18 de mayo de 2017

201705 encabezado homilias sta marta

 

Como el Padre me ha amado, así os he amado yo (Jn 15,9-11). El amor de Jesús es infinito. El Señor nos pide que permanezcamos en su amor porque es el amor del Padre, y nos invita a guardar sus mandamientos. Está claro que los Diez Mandamientos son la base, el fundamento, pero hay que seguir también todas las otras cosas que Jesús nos enseñó, esos mandamientos de la vida ordinaria, que representan un modo de vivir cristiano.

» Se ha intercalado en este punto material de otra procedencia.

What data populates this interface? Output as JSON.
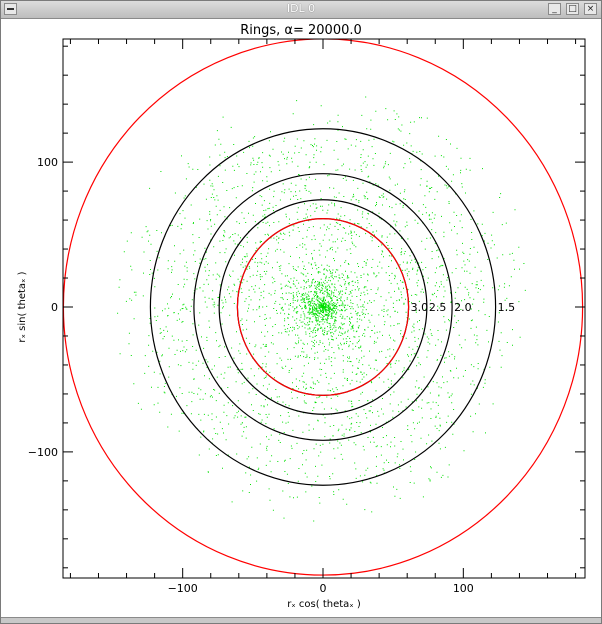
{
  "window": {
    "title": "IDL 0",
    "minimize_glyph": "_",
    "maximize_glyph": "□",
    "close_glyph": "×"
  },
  "colors": {
    "red_ring": "#ff0000",
    "black_ring": "#000000",
    "points": "#00e000"
  },
  "icons": {
    "menu": "window-menu-icon",
    "minimize": "minimize-icon",
    "maximize": "maximize-icon",
    "close": "close-icon"
  },
  "chart_data": {
    "type": "scatter",
    "title": "Rings, α=        20000.0",
    "xlabel": "rₓ cos( thetaₓ )",
    "ylabel": "rₓ sin( thetaₓ )",
    "xlim": [
      -186,
      186
    ],
    "ylim": [
      -186,
      186
    ],
    "xticks": [
      {
        "value": -100,
        "label": "−100"
      },
      {
        "value": 0,
        "label": "0"
      },
      {
        "value": 100,
        "label": "100"
      }
    ],
    "yticks": [
      {
        "value": -100,
        "label": "−100"
      },
      {
        "value": 0,
        "label": "0"
      },
      {
        "value": 100,
        "label": "100"
      }
    ],
    "grid": false,
    "rings": [
      {
        "radius": 185,
        "color": "#ff0000",
        "label": ""
      },
      {
        "radius": 123,
        "color": "#000000",
        "label": "1.5"
      },
      {
        "radius": 92,
        "color": "#000000",
        "label": "2.0"
      },
      {
        "radius": 74,
        "color": "#000000",
        "label": "2.5"
      },
      {
        "radius": 61,
        "color": "#000000",
        "label": "3.0"
      },
      {
        "radius": 61,
        "color": "#ff0000",
        "label": ""
      }
    ],
    "point_distribution": {
      "description_of_density": "dense core at origin with annular concentrations near ring radii",
      "approx_point_count": 9000,
      "core_radius": 20,
      "annuli": [
        62,
        74,
        92,
        105,
        123
      ],
      "max_extent": 150
    }
  }
}
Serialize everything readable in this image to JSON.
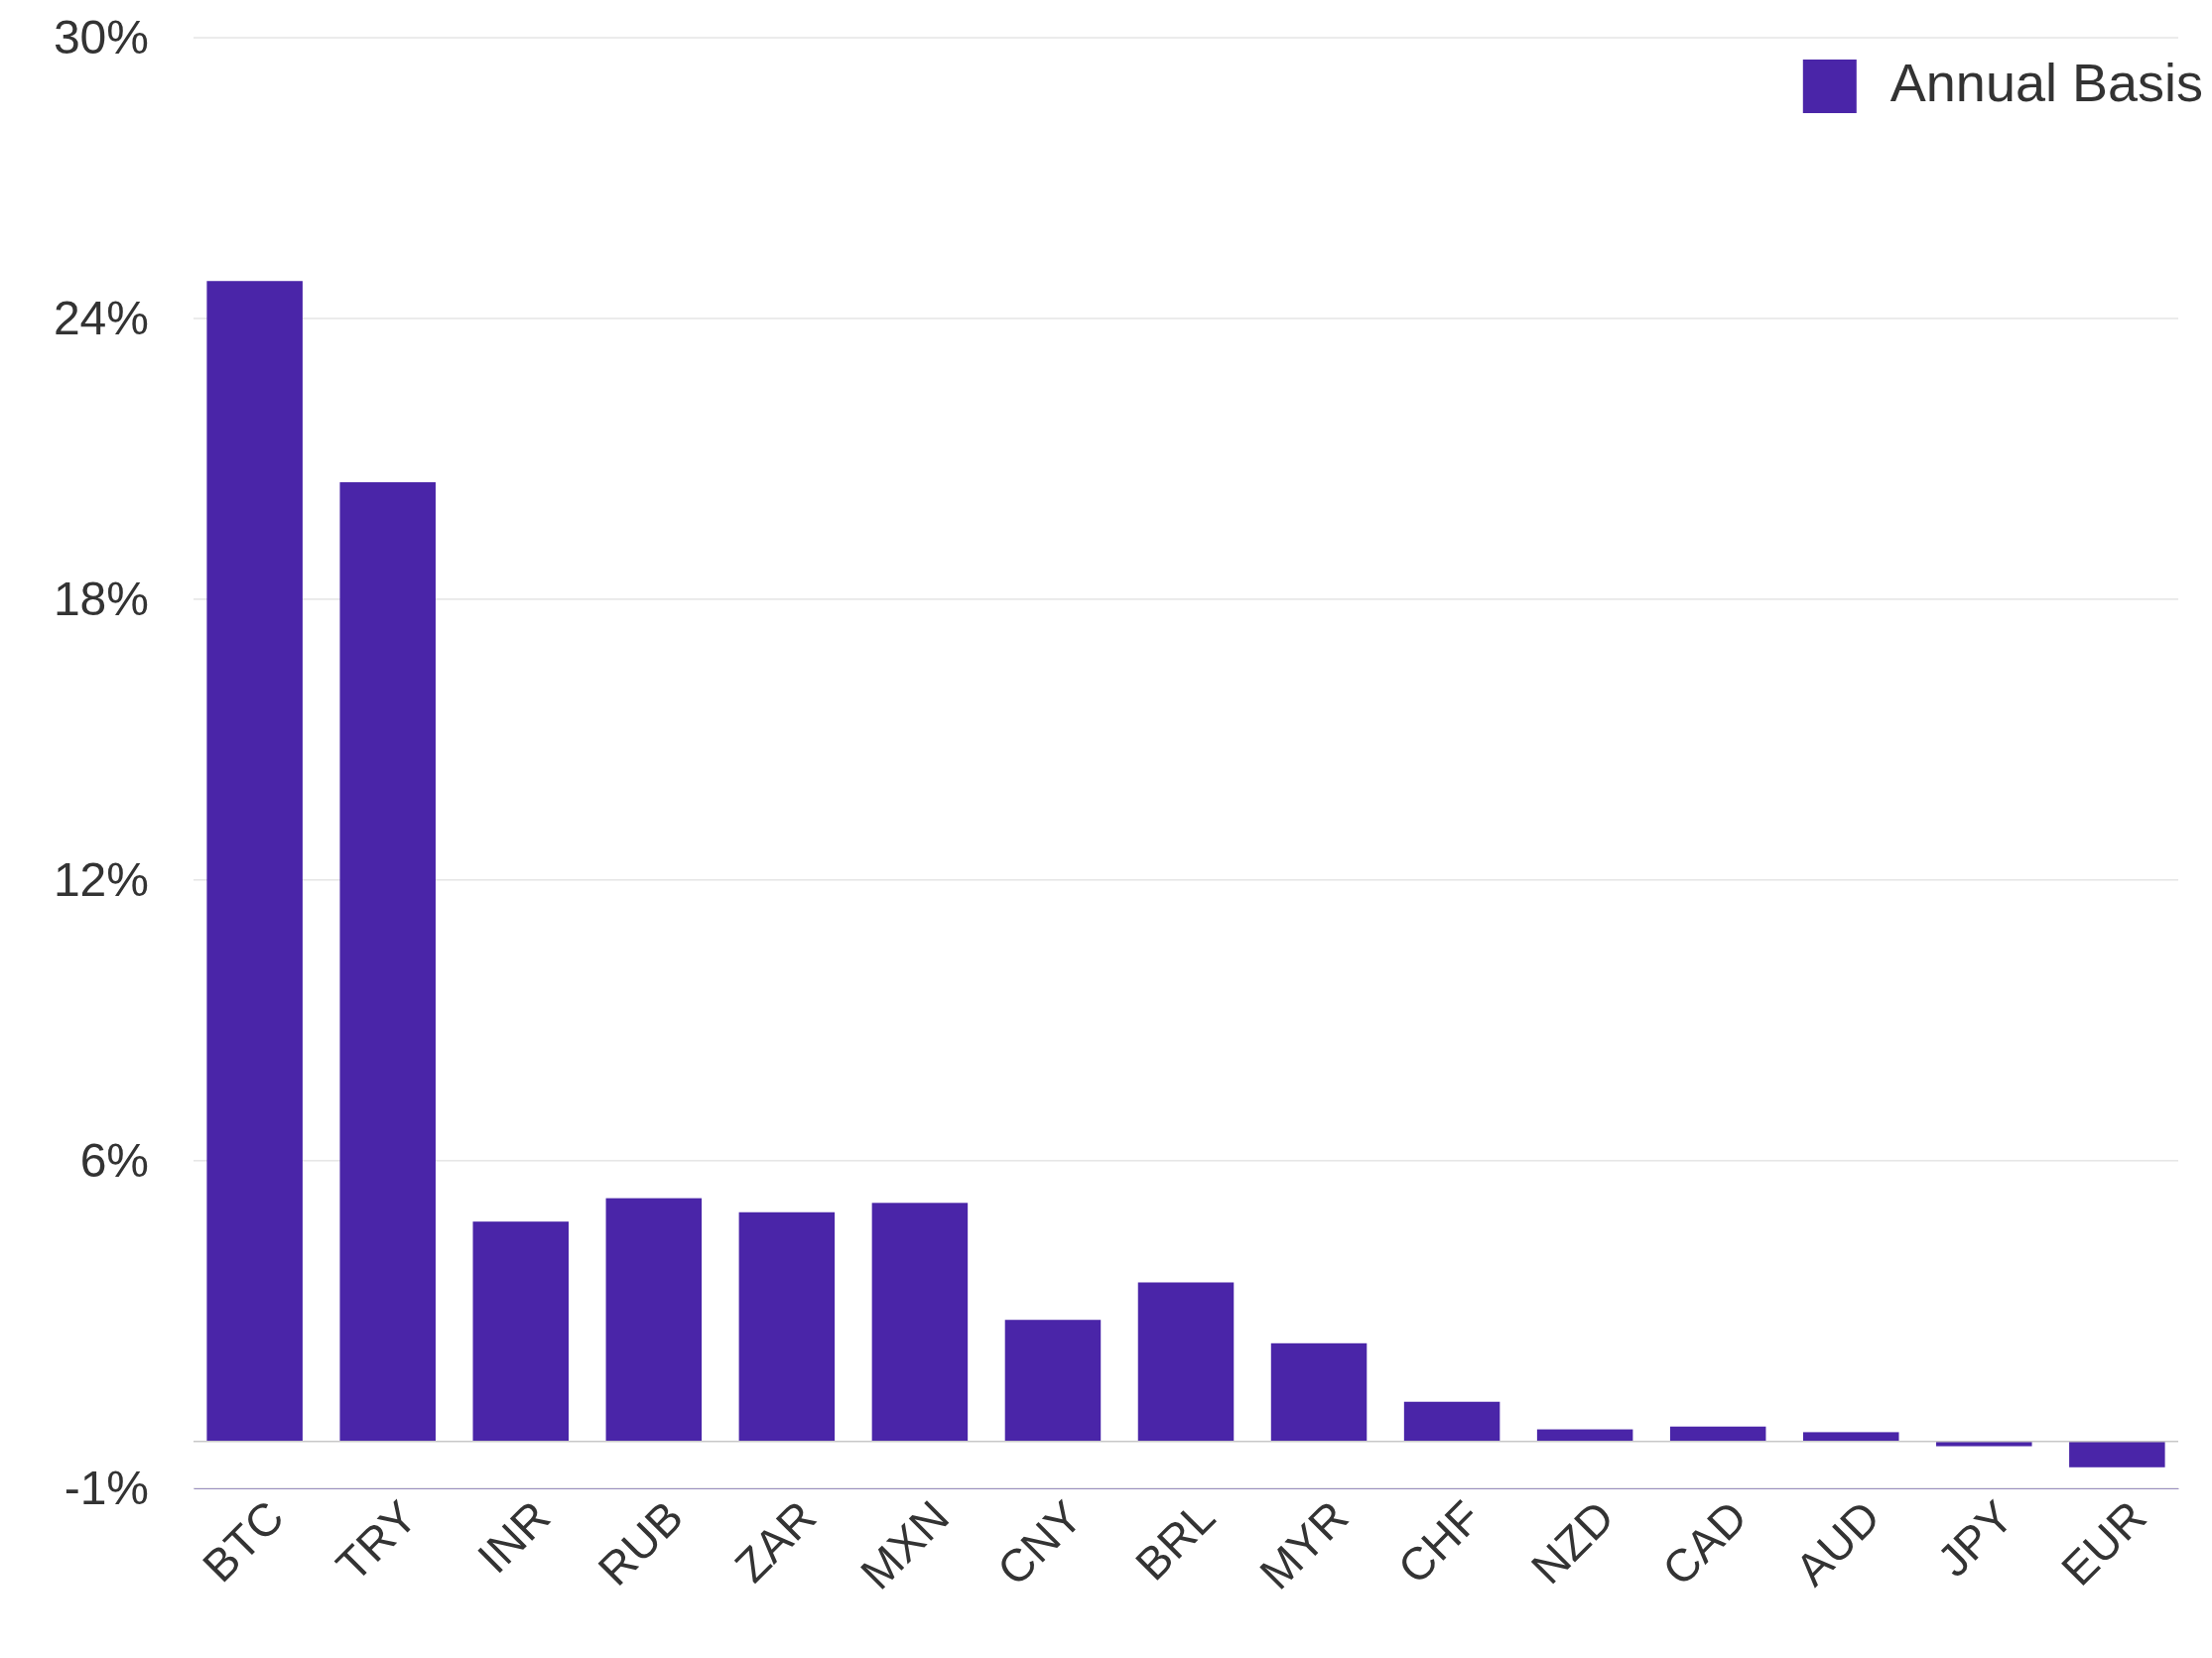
{
  "chart_data": {
    "type": "bar",
    "categories": [
      "BTC",
      "TRY",
      "INR",
      "RUB",
      "ZAR",
      "MXN",
      "CNY",
      "BRL",
      "MYR",
      "CHF",
      "NZD",
      "CAD",
      "AUD",
      "JPY",
      "EUR"
    ],
    "series": [
      {
        "name": "Annual Basis",
        "color": "#4a25a8",
        "values": [
          24.8,
          20.5,
          4.7,
          5.2,
          4.9,
          5.1,
          2.6,
          3.4,
          2.1,
          0.85,
          0.26,
          0.32,
          0.2,
          -0.1,
          -0.55
        ]
      }
    ],
    "ylim": [
      -1,
      30
    ],
    "yticks": [
      {
        "value": -1,
        "label": "-1%"
      },
      {
        "value": 6,
        "label": "6%"
      },
      {
        "value": 12,
        "label": "12%"
      },
      {
        "value": 18,
        "label": "18%"
      },
      {
        "value": 24,
        "label": "24%"
      },
      {
        "value": 30,
        "label": "30%"
      }
    ],
    "ref_lines": [
      {
        "axis": "y",
        "value": 0,
        "color": "#c8c8c8"
      }
    ],
    "grid": "y",
    "legend": "top right"
  }
}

Es muy amplia la lista de los mandatos de Jesús, pero el núcleo es uno: el amor del Padre por Él y el amor de Él por nosotros. Hay otros amores; de hecho, el mundo nos propone otros amores: el amor al dinero, por ejemplo, el amor a la vanidad, pavonearse, el amor al orgullo, el amor al poder, incluso haciendo muchas cosas injustas para tener más poder… Son otros amores, pero esos no son de Jesús ni del Padre. Él nos pide permanecer en su amor, que es el amor del Padre. Pensemos también en esos otros amores que nos alejan del amor de Jesús. Además, hay otras medidas de amar: amar a medias, ¡eso no es amar! Una cosa es querer y otra es amar. Amar es más que querer. ¿Cuál es, pues, la medida del amor? La medida del amor es amar sin medida*. Y así, cumpliendo esos mandatos que Jesús nos dio, permaneceremos en el amor de Jesús que es el amor del Padre, es lo mismo. Sin medida. Sin ese amor tibio o interesado. ¿Señor, para qué nos recuerdas estas cosas?, podemos decirle. Para que mi alegría esté en vosotros, y vuestra alegría llegue a plenitud. Si el amor del Padre viene a Jesús, Jesús nos enseña la senda del amor: el corazón abierto, amar sin medida, dejando aparte otros amores.

El gran amor a Él es permanecer en ese amor, y viene la alegría; el amor y la alegría son un don. Dones que debemos pedir al Señor. Hace poco tiempo un sacerdote fue nombrado obispo. Fue a su padre, a su anciano padre a darle la noticia. Aquel hombre anciano, ya jubilado, hombre humilde, fue obrero toda su vida; no había ido a la universidad, pero tenía la sabiduría de la vida. Y aconsejó al hijo solo dos cosas: ‘Obedece y da alegría a la gente’. Ese hombre lo había entendido: obedece al amor del Padre, sin otros amores, obedece a ese don y luego, da alegría a la gente. Y los cristianos, laicos, sacerdotes, consagrados, obispos, debemos dar alegría a la gente. ¿Por qué? Pues por eso, por amor, sin ningún interés, solo por la vía del amor. Nuestra misión cristiana es dar alegría a la gente.

Que el Señor proteja, como hemos pedido en la oración, ese don de permanecer en el amor de Jesús para poder dar alegría a la gente.

* La frase se atribuye a San Agustín (pero nunca se cita la obra). También la recogen San Francisco de Sales (Tratado del Amor de Dios) y San Josemaría (Amigos de Dios, 232) (ndt).